Anyway, this is a fresh install and I have been the only one on the box so far. The problem is when I SSH in with a normal user account, this is what I am presented with:

mark@'s password:
-bash: /dev/null: Permission denied
-bash: /dev/null: Permission denied
-bash: /dev/null: Permission denied
-bash: /dev/null: Permission denied
-bash: /dev/null: Permission denied
-bash: /dev/null: Permission denied
[mark@]$

Also, after I view a file with 'less' I see:

[mark@]$ less test
/usr/bin/lesspipe.sh: line 50: /dev/null: Permission denied
[mark@]$

When I log in with root, I don't get any of the /dev/null errors. Here is /dev/null:

crw-r--r-- 1 root root 1, 3 Nov 11 18:46 /dev/null

I just can't figure this one out. If anyone could offer a suggestion, it would be greatly appreciated.

Thank you in advance,

Mark

julz_51 11-12-2005 08:19 AM

Set permissions 666 on /dev/null. Non-root users lack writing permissions.

MensaWater 11-12-2005 08:32 AM

The basic answer is you don't have permissions to write to /dev/null :D

Not trying to be facetious - just that the message is telling you the problem.

As root simply type "chmod 666 /dev/null". A subsequent "ls -l /dev/null" should show it now has "crw-rw-rw-" in the left most column. (For more details on the chmod command type "man chmod".)

DETAILED RESPONSE FOLLOWS:

Quote:

crw-r--r-- 1 root root 1, 3 Nov 11 18:46 /dev/null
The left column of this entry is telling you it is a c(haracter) device that has r(ead) and w(rite) for the owner but only r(ead) for group and r(ead) for all other users. the "root root" later in line tells you the owner is called root and the group is also called root. (Despite same name owner and group are two different things - owners in /etc/passwd and groups in /etc/group.) Anyway since owner is root and its writable ONLY by owner it means only root can write to it. Since /dev/null is a bit bucket there's no reason to restrict it that way. It should be writable by all.

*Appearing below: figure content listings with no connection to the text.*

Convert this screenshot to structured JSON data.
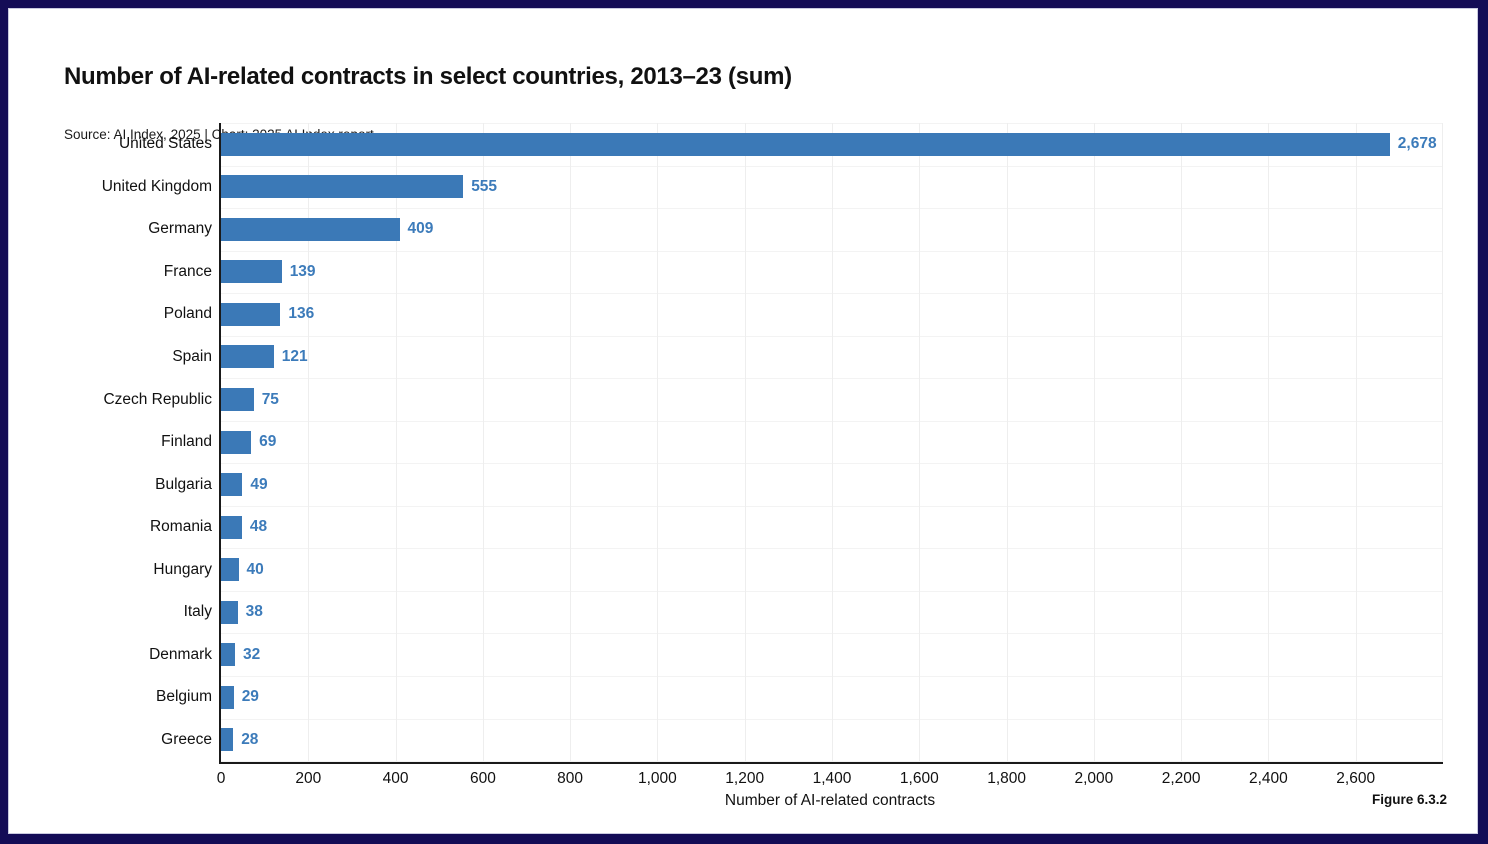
{
  "frame": {
    "border_color": "#140C56",
    "panel_color": "#ffffff"
  },
  "header": {
    "title": "Number of AI-related contracts in select countries, 2013–23 (sum)",
    "source_line": "Source: AI Index, 2025 | Chart: 2025 AI Index report"
  },
  "chart_data": {
    "type": "bar",
    "orientation": "horizontal",
    "title": "Number of AI-related contracts in select countries, 2013–23 (sum)",
    "subtitle": "Source: AI Index, 2025 | Chart: 2025 AI Index report",
    "categories": [
      "United States",
      "United Kingdom",
      "Germany",
      "France",
      "Poland",
      "Spain",
      "Czech Republic",
      "Finland",
      "Bulgaria",
      "Romania",
      "Hungary",
      "Italy",
      "Denmark",
      "Belgium",
      "Greece"
    ],
    "values": [
      2678,
      555,
      409,
      139,
      136,
      121,
      75,
      69,
      49,
      48,
      40,
      38,
      32,
      29,
      28
    ],
    "value_labels": [
      "2,678",
      "555",
      "409",
      "139",
      "136",
      "121",
      "75",
      "69",
      "49",
      "48",
      "40",
      "38",
      "32",
      "29",
      "28"
    ],
    "xlabel": "Number of AI-related contracts",
    "ylabel": "",
    "xlim": [
      0,
      2800
    ],
    "xticks": [
      0,
      200,
      400,
      600,
      800,
      1000,
      1200,
      1400,
      1600,
      1800,
      2000,
      2200,
      2400,
      2600
    ],
    "xtick_labels": [
      "0",
      "200",
      "400",
      "600",
      "800",
      "1,000",
      "1,200",
      "1,400",
      "1,600",
      "1,800",
      "2,000",
      "2,200",
      "2,400",
      "2,600"
    ],
    "grid": true,
    "bar_color": "#3B79B7",
    "value_label_color": "#3C7BBA",
    "legend_position": "none"
  },
  "footer": {
    "figure_label": "Figure 6.3.2"
  }
}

Of course what's got me wondering is why the hell its trying to access /dev/null in the first place. Maybe it always has and I just didn't realize it. Typically /dev/null is where you redirect unwanted output so it doesn't appear on your screen or in a log file. For example typing:
'ls -l >/dev/null" would send output to /dev/null so you'd never see it on the screen. Its common in background scripts such as init scripts or cron to redirect unwanted output as follows:
myscript.sh >/dev/null 2>&1

The above says to send standard output (stdout a/k/a file descriptor 1) to /dev/null instead of the default (normally the terminal) then says to redirect standard error (stderr a/k/a file descriptor 2) to file descriptor 1 which has been redefined as /dev/null earlier on the line.

P.S. RedHat 9 is rather old. Unless you have a specific need for it you might want to install the latest RedHat non-commercial Linux which is Fedora Core 4 (or at least Fedora Core 3 - the 2.6 kernel in 4 is still giving folks some issues but Fedora Core 3 is a lot later.) RedHat has split their commercial and non-commercial so that RedHat branded stuff (RedHat EL/AS) is commercial and Fedora is non-commercial

mark78301 11-12-2005 09:20 AM

Problem Solved -- Thanks!
 
julz_51 and jlightner,

Thank you very much for your replies. Changed the permissions like suggested and it's fixed.